Perry Halkitis, epidemiologist and dean of the Rutgers University School of Public Health:  The lack of respect for science and the complete disregard of the mitigation strategies to control COVID resulted in unnecessary deaths. It was estimated that if 95 percent of people consistently wore masks, 130,000 lives could be saved between November 2020 and March 2021. Instead, we will be at 500,000 deaths by March. If we had sound political leadership and truth last year, we could have cut total deaths in half. If the Trump administration had a sound national vaccination program, we would have utilized most, not a third, of our doses. Instead, lack of coordination left the states with the burden that they do not have the resources to implement. We also would have enough uptake [of vaccines] to achieve herd immunity by June.

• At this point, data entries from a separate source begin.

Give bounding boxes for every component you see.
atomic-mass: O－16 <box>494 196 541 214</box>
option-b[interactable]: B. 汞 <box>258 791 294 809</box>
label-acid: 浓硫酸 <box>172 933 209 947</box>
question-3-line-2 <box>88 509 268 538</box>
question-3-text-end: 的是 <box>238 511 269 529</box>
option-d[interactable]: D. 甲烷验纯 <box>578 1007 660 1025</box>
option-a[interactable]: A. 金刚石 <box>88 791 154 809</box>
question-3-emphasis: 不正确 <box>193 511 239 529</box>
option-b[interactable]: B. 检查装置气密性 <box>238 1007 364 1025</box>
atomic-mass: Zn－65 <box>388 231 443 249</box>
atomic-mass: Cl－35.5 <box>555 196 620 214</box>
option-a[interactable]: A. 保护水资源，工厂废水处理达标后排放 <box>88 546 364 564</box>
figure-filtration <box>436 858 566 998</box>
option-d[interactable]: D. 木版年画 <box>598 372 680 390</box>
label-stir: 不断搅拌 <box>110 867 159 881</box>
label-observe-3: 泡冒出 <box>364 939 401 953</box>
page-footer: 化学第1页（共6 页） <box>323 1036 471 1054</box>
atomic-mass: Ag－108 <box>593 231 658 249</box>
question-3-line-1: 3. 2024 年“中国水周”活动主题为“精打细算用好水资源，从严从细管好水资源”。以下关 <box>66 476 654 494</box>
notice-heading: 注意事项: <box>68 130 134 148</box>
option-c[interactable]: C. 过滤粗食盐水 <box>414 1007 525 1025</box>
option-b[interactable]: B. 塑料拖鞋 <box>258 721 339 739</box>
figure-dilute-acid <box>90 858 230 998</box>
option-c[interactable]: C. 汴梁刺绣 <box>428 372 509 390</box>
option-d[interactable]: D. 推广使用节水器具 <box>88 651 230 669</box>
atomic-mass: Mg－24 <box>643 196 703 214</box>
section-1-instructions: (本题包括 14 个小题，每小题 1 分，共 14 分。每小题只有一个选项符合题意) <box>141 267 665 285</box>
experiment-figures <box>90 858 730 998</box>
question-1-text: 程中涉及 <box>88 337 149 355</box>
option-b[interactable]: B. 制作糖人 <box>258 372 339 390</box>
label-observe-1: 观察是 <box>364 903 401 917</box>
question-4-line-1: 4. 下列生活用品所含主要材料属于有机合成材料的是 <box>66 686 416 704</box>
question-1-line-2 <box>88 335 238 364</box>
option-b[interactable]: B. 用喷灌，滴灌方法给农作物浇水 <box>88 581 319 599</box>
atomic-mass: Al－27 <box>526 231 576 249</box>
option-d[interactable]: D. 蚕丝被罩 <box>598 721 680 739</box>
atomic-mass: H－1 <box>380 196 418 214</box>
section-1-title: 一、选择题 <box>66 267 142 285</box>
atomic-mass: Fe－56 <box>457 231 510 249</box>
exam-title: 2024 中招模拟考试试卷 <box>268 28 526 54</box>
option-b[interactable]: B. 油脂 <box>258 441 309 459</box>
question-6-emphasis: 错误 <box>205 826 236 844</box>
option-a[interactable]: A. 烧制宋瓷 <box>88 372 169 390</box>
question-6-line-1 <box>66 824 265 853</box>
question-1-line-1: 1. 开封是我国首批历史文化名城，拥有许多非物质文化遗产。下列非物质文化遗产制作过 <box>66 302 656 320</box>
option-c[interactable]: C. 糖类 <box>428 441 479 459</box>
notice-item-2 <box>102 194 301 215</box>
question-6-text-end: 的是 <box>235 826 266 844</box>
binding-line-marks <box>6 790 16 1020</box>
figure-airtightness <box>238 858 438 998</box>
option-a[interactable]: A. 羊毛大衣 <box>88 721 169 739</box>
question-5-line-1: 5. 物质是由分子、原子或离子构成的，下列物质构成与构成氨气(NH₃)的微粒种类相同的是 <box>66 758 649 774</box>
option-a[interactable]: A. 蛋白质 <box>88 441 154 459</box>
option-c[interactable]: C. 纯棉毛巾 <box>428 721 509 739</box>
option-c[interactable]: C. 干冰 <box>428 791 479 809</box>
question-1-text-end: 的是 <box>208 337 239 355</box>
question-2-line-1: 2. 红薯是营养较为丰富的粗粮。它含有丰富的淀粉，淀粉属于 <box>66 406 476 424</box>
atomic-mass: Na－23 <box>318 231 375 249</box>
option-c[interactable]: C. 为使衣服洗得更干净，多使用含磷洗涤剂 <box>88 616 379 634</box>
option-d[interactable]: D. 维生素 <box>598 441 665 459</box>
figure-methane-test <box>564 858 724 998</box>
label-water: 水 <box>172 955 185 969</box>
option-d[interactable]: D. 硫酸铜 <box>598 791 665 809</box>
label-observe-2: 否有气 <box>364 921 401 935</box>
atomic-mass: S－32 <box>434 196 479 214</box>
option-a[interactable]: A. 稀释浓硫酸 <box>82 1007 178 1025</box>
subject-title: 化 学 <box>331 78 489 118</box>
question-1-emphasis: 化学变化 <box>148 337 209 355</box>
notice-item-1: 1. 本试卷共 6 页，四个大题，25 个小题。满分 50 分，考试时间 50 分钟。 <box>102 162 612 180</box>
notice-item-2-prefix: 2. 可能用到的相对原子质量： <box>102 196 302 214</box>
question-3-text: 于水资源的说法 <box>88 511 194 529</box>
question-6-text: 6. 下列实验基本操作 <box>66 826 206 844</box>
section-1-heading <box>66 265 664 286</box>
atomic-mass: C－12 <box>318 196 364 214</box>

Gregg Gonsalves, assistant professor at Yale School of Public Health and an associate professor at Yale Law School: President Biden’s executive orders on the federal COVID response are exactly what we should have expected a year ago from President Trump. These initial actions are driven by solid, mainstream public health thinking, which Democratic and Republican Administrations in the past would have enacted if faced with the crisis that befell us in 2020. That is the tragedy of this moment: If President Trump had just followed this path last January we would have had fewer cases, fewer deaths. President Trump would have had bipartisan support, scientists and public health experts would have been rushing in to help, had he simply done the right thing. Instead, he fully, deliberately tossed aside much of this pandemic playbook, for reasons I’ll never quite understand, bringing death and devastation to our country month after month.

Peter Hotez, vaccinologist, pediatrician, and dean of the National School of Tropical Medicine at Baylor College of Medicine: We could have dramatically reduced the loss of life in our nation from COVID-19 if we had brought in the full force of the federal government. Aside from the horrible and deliberate disinformation campaign, there was a refusal to launch a national or federal response, instead leaving this to the states. But the states never had the intellectual horsepower and knowledge to fight COVID. As a result: 1) we missed the virus entry from Southern Europe into NYC in March April last year; 2)  we never entirely fixed diagnostic testing; 3) we never created a system of syndromic surveillance or contact tracing; 4) [there was] no epidemic modelling to have a roadmap; 5) we never scaled virus genome sequencing to anything close to what is needed to detect emerging variants; 6) we failed to halt the surge in the summer or 7) the fall surge, and now 8) our national vaccine plan. Ultimately it was disinformation and this bizarre insistence on having the states in the lead which led to our national failure and 400,000 Americans who lost their lives. The disinformation was straight out of the White House, but the insistence on the states was both White House and likely internal failings within Health and Human Services agencies.